For the new study, the research team used the facilities at USU and Cornell University to irradiate microbes kept under Mars-like condition until they died.
D. radiodurans, which was the most radiation-resistant, only died after receiving 140,000 grays of radiation. That’s enough to kill a human more than 25,000 times over, and about as much radiation as a microbe would be exposed to if it sat in the martian subsurface for 280 million years.
“It’s such a big number, I use the word astronomical,” said Daly, “You know, five grays will kill you and me.”
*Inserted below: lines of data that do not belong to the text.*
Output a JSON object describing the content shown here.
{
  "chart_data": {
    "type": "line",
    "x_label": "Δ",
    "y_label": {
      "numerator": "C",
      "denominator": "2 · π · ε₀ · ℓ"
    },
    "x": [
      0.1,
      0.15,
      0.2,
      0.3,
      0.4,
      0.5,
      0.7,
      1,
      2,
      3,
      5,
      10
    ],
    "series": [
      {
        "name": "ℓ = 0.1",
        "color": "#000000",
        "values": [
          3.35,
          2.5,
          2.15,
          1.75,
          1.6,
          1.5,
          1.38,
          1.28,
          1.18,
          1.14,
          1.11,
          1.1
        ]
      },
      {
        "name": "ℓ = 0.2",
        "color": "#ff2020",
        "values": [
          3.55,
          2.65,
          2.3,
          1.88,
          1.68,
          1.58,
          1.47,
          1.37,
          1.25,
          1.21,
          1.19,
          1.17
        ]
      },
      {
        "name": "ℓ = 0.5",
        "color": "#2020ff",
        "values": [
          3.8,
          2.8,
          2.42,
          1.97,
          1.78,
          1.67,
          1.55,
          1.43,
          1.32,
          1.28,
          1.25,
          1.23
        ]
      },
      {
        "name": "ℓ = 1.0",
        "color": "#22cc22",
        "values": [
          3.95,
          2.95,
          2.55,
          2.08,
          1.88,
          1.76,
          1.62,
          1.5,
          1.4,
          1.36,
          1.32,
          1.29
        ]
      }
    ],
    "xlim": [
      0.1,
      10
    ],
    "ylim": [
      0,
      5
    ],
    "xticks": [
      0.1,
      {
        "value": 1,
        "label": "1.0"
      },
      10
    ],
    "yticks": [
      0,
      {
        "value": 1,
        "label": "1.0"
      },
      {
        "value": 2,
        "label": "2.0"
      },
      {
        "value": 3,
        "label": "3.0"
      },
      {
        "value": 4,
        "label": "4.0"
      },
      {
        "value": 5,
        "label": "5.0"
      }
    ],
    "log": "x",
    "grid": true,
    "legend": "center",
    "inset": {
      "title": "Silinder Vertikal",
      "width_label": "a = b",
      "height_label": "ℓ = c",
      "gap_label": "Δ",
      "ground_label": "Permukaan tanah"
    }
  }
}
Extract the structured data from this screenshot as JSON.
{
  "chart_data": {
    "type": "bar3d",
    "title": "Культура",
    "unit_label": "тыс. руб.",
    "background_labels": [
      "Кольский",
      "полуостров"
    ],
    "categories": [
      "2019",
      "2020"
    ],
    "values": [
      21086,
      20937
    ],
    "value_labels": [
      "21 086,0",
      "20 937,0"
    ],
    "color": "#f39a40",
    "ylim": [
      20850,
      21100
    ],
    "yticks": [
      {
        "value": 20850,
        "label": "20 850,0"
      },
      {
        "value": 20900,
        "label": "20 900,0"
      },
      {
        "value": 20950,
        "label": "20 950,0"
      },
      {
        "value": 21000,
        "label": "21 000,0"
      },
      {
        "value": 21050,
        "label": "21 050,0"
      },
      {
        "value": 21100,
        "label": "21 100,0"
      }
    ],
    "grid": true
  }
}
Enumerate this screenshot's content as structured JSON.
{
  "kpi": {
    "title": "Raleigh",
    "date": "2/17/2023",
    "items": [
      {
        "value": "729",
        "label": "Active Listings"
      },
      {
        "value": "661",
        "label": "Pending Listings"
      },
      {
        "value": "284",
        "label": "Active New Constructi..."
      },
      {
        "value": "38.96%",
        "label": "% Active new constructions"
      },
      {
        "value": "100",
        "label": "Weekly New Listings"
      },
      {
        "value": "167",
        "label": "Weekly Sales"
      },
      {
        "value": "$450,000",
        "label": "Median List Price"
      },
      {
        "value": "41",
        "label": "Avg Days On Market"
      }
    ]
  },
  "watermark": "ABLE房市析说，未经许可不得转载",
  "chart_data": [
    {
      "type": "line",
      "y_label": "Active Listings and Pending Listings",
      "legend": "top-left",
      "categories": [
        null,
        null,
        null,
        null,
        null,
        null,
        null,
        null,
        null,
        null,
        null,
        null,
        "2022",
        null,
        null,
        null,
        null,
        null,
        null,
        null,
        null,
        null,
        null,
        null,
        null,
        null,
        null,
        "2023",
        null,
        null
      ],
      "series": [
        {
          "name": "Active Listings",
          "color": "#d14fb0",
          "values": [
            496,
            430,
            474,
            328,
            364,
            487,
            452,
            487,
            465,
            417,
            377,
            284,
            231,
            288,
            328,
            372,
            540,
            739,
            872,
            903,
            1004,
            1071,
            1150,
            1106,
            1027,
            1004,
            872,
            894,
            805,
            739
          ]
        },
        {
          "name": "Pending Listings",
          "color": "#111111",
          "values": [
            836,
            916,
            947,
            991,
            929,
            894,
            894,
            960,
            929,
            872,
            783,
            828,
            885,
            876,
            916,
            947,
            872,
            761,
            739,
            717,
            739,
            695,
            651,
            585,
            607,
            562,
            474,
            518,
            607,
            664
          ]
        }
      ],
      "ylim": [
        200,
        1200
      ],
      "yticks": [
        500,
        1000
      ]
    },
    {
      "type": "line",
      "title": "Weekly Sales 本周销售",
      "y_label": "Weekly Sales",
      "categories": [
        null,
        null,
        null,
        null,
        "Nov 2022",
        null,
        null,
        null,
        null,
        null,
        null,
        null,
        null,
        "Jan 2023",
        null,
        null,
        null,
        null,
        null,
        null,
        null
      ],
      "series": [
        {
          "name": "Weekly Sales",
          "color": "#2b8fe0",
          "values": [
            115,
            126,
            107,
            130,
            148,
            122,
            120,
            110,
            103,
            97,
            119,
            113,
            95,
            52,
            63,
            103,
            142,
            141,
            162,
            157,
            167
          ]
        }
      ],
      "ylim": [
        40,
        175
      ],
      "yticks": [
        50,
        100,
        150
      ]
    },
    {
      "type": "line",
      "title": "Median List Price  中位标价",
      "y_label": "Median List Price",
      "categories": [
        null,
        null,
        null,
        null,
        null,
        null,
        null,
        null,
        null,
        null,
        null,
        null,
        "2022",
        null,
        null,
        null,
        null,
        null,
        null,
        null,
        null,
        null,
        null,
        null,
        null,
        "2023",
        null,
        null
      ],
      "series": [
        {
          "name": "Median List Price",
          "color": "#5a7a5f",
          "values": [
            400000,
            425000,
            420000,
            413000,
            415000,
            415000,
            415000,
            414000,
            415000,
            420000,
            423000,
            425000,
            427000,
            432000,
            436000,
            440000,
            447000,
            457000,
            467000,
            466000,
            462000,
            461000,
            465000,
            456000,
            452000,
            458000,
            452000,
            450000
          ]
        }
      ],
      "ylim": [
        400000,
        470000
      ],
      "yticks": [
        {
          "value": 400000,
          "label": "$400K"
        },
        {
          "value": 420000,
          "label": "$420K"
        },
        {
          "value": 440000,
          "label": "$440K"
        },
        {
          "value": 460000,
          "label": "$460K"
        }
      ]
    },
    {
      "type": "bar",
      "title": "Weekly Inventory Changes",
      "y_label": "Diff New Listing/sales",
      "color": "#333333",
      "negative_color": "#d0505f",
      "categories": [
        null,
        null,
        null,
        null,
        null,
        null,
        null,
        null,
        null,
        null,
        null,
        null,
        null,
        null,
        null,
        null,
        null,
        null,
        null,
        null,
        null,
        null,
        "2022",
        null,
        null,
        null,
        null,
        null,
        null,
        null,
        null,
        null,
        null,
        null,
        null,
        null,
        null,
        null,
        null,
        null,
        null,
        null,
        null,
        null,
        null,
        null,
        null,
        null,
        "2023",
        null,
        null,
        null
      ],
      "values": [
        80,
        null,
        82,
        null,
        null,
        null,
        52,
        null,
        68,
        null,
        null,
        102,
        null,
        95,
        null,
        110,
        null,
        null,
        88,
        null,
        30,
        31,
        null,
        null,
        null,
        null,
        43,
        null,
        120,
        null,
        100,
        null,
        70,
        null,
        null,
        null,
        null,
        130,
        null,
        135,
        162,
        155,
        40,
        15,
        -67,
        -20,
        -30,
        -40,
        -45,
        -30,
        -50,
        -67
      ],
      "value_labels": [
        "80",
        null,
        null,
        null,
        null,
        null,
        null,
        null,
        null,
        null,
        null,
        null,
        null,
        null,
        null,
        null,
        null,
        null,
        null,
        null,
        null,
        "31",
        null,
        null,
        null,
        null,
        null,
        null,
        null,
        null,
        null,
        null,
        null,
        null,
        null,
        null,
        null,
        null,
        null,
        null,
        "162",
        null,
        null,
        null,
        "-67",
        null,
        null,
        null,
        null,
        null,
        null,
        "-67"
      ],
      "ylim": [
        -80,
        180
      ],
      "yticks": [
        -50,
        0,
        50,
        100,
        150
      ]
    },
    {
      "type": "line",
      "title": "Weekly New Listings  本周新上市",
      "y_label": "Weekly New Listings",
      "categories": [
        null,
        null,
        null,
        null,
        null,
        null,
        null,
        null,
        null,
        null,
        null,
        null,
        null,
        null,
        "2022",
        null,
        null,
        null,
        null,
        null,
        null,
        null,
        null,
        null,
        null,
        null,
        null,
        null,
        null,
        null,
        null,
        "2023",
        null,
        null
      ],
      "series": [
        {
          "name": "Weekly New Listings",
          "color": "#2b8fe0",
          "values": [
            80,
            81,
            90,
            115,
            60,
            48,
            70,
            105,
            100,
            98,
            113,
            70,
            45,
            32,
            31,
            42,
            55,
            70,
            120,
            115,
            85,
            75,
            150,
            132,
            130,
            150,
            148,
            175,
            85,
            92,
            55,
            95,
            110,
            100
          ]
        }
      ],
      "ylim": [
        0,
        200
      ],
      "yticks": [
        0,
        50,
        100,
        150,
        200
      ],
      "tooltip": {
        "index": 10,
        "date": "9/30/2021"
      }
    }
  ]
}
Protecting Mars from Earthly microbes
If the new study’s results are confirmed, the extremely long potential survival time of D. radiodurans suggests that DNA-based life on Mars — if it ever evolved there — could still exist on the Red Planet today.
“You would figure that anything that Deinococcus radiodurans can do could be done by a Mars organism that once lived on the surface and is now living subsurface,” John Rummel, senior scientist at SETI institute and former NASA Planetary Protection Officer, who was not involved in the study, tells Astronomy.
And while the Red Planet has been a frozen desert for at least 2 billion years, meteorite impacts can and do disturb subsurface ice, which could create short-lived local oases where dormant cells could revive. Substantial impacts don’t happen every day. But 280 million years — more than four times the amount of time it’s been since the dinosaurs went extinct — gives microbes a long window of opportunity.
This means we can’t assume samples returned from Mars will be sterile, Daly says. “There is the issue of backward contamination: the possibility that if life ever evolved on Mars, and if it is still there, that there is certainly, we believe, a risk of transporting martian microbes back to Earth,” he says.
There’s also the issue of forward contamination. “We live with a lot of extremely ionizing-radiation-resistant organisms on Earth, many of which are also part of the human microbiome,” Daly says. The new results show that if we contaminate the martian subsurface with microbes from Earth, that contamination will probably stick around and potentially complicate life-seeking missions for a long time to come.
Up until now, our rovers have quite literally only scratched the surface of Mars, so it’s quite unlikely we’ve caused any long-lasting contamination yet. But the ExoMars rover planned by the European Space Agency will be able to drill some 6.6 feet (2 meters) deep.
Still, Daly says that while the results underscore the need to think carefully about planetary protection, there’s no need to worry about ruining the Red Planet just yet. And any contamination that does occur will most likely stay local.
“The reality is that terrestrial microorganisms will not proliferate on Mars,” he says. “In a desiccated frozen state, which is not metabolically active, they won’t proliferate. They do not represent a big threat to Mars.”
Still, it never hurts to plan ahead.